Hacker News new | past | comments | ask | show | jobs | submit login
What's up, bot? Google tries new Captcha method (cnet.com)
58 points by nickb on April 18, 2009 | hide | past | favorite | 33 comments



I think one fascinating aspect of this whole thing is that by creating tougher and tougher captchas, Google and the like are actually helping make great strides in the field of image recognition by forcing spammers to adapt.


The truth of the whole thing is that Google primarily relies on _behavior_ to detect bots. Captures are just an added layer of defense and serve as a pretty good way of seeding the behavior database. If some user appears to be a bot, serve them a captcha. If they fail, then that behavior was bot-like. Google is using captchas as a way to learn image recognition as well as bot behavior patterns. They know full well that they won't be able to rely on captchas for ever, but they will sure as hell collect as much data out of them as possible.


Actually I'm really tired of that Google's attempts. The other day I tried to find a something like a .txt file containing all the verbs. I tired searching for "finding resting searching" without quotes, Google kept giving me "find rest search", so I tried quoting it: " "finding" "resting" "searching" ", and adding more and more. Most of those were in anchors, not in text, I added: "allintext:"finding" ..." and here it is: "Looks like you are a bot! I can't allow you search for that." :)

Sometimes it's really tempting to write "Google" into Google. :)


Dear God, what's wrong with a query like 'allintext:"finding"' ? I got curious and tried just this query, and sure enough Google said that the query looks like an automated one. It means it's not the pattern of the queries that you have sent that triggered this 'you are a bot' response from Google. It's just the one query allintext:"finding". Removing quotes allowed it to be processed.

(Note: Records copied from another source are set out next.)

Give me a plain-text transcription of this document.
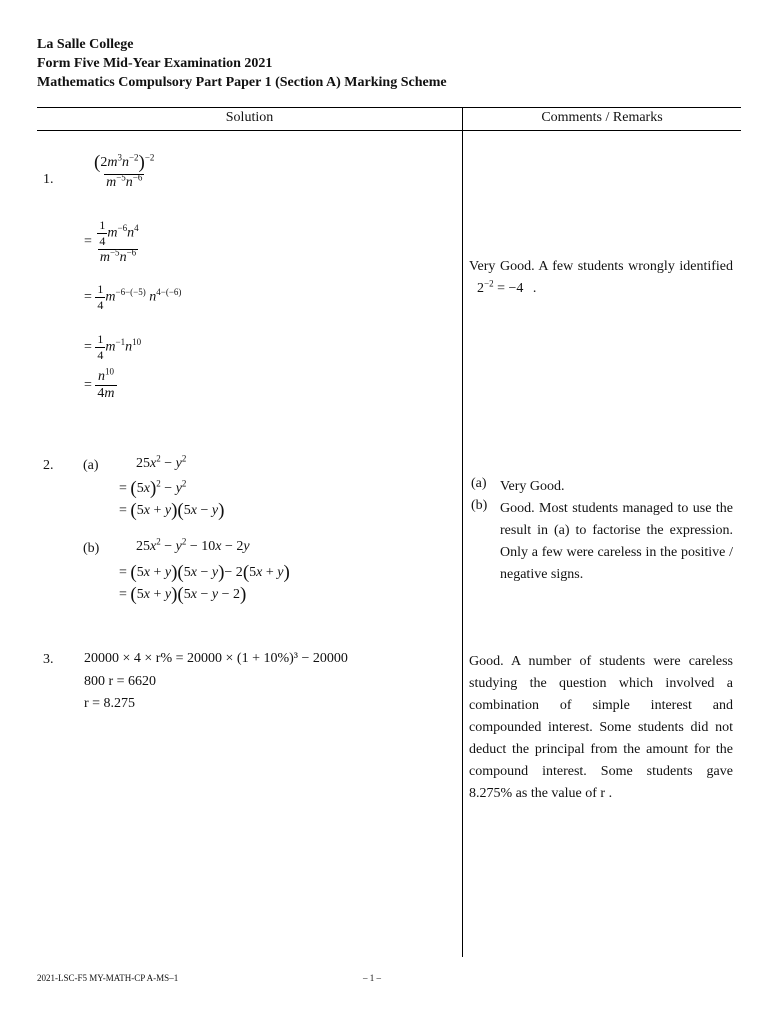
La Salle College
Form Five Mid-Year Examination 2021
Mathematics Compulsory Part Paper 1 (Section A) Marking Scheme
Solution	Comments / Remarks
1. $\frac{(2m^3n^{-2})^{-2}}{m^{-5}n^{-6}}$
= $\frac{\frac{1}{4} m^{-6}n^4}{m^{-5}n^{-6}}$
= $\frac{1}{4} m^{-6-(-5)}$ $n^{4-(-6)}$
= $\frac{1}{4} m^{-1}n^{10}$
= $\frac{n^{10}}{4m}$
Very Good. A few students wrongly identified $2^{-2} = -4$ .
2. (a)	$25x^2 - y^2$
= $(5x)^2 - y^2$
= (5x + y)(5x − y)
(b)	$25x^2 - y^2 - 10x - 2y$
= (5x + y)(5x − y)− 2(5x + y)
= (5x + y)(5x − y − 2)
(a) Very Good.
(b) Good. Most students managed to use the result in (a) to factorise the expression. Only a few were careless in the positive / negative signs.
3. 20000 × 4 × r% = 20000 × (1 + 10%)³ − 20000
800 r = 6620
r = 8.275
Good. A number of students were careless studying the question which involved a combination of simple interest and compounded interest. Some students did not deduct the principal from the amount for the compound interest. Some students gave 8.275% as the value of r .
2021-LSC-F5 MY-MATH-CP A-MS–1	– 1 –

I thought it might have to do with the fact that a single word is enclosed in quotes; i.e., when a person is searching generally there is no reason why one would put a single word in quotes. On the other hand an automated search might enclose search text in quotes by default without parsing the text and figuring out whether it contains multiple words or a single word. But it turns out that is not the reason. A query like allintext:"Google sucks" still elicits the 'you are a bot response'. It looks like they ban all queries that enclose text in quotes for an allintext. Might be a bug.


Actually when a single word is quoted in a google search it does something - it turns off the matching of words against similar words.

For example if you search for the misspelled [netflixs] you will still get netflix.com, but you can turn that off by quoting the word with the query ["netflixs"]. The plus sign works similarly.

Compare:

http://www.google.com/search?q=netflixs

http://www.google.com/search?&q=%22netflixs%22



A lot of spam operations use humans to solve captchas, so this isn't much of a change for them (actually could make it easier for them).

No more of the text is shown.